Die curriculare Verankerung von Mehrsprachigkeit verfolgt zunächst das Ziel, sprachliche Bildung im Sinne von Mehrsprachigkeit zu erweitern. Das von Krumm/Reich ausgearbeitete Curriculum Mehrsprachigkeit ist ein erstes Instrument, mit dem Mehrsprachigkeit konkret im schulischen Alltag umgesetzt werden kann (Reich & Krumm 2013). Dabei steht hier die Erweiterung des traditionellen Sprachenunterrichts im Fokus. Dieser soll laut Krumm/Reich durch eine Reihe von Bereichen erweitert werden, die ein umfangreicheres Verständnis von Sprachenlernen implizieren (ibid.: 16f.). Dazu gehören die Berücksichtigung und Weiterentwicklung persönlicher Sprachenprofile, die Vermittlung eines facettenreicheren Bildes der Wirklichkeit und, damit einhergehend, Vielseitigkeit und globale Gültigkeit des Gelernten All dies ist eingebettet in ein Verständnis von Sprachenlernen, das die Persönlichkeitsentwicklung des Einzelnen in den Mittelpunkt stellt und den Lernprozess in der Persönlichkeit des Einzelnen verortet (ibid.: 18f.).

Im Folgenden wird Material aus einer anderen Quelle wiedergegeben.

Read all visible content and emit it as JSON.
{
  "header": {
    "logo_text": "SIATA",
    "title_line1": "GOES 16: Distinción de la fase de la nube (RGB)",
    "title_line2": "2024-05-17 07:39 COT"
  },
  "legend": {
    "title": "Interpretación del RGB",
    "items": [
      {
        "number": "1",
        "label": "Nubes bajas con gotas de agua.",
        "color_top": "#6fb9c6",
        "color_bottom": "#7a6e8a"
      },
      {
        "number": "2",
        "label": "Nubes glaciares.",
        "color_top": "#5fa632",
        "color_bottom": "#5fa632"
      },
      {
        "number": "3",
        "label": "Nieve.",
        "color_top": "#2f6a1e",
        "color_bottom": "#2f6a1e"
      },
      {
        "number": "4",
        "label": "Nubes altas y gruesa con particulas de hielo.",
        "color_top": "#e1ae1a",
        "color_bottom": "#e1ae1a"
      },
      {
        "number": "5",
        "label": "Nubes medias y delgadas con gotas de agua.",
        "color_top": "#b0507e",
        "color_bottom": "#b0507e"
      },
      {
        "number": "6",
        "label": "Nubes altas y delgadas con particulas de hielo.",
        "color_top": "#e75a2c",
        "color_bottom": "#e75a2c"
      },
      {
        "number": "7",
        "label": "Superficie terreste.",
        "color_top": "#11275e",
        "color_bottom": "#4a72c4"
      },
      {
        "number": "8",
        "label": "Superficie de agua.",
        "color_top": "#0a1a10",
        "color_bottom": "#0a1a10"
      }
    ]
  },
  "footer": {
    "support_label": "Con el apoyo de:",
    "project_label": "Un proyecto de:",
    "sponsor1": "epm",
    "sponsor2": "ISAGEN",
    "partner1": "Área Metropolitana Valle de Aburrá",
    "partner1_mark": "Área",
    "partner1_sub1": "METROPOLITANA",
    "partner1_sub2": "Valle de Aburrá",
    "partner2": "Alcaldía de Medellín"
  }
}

Daher ist es wichtig, einen Bogen zwischen der Sprachbiographie jedes einzelnen und dem Unterrichtsvorhaben zu spannen und beides konstruktiv in den Unterricht einzubauen. Es handelt sich bei diesem Dokument um Rahmenvorgaben für die Vernetzung und Erweiterung des Sprachenunterrichtes im Sinne einer mehrsprachigkeitsdidaktischen Ausrichtung (Reich & Krumm 2013: 2ff.), die sich am Prinzip eines inklusiven schulischen Handelns orientiert.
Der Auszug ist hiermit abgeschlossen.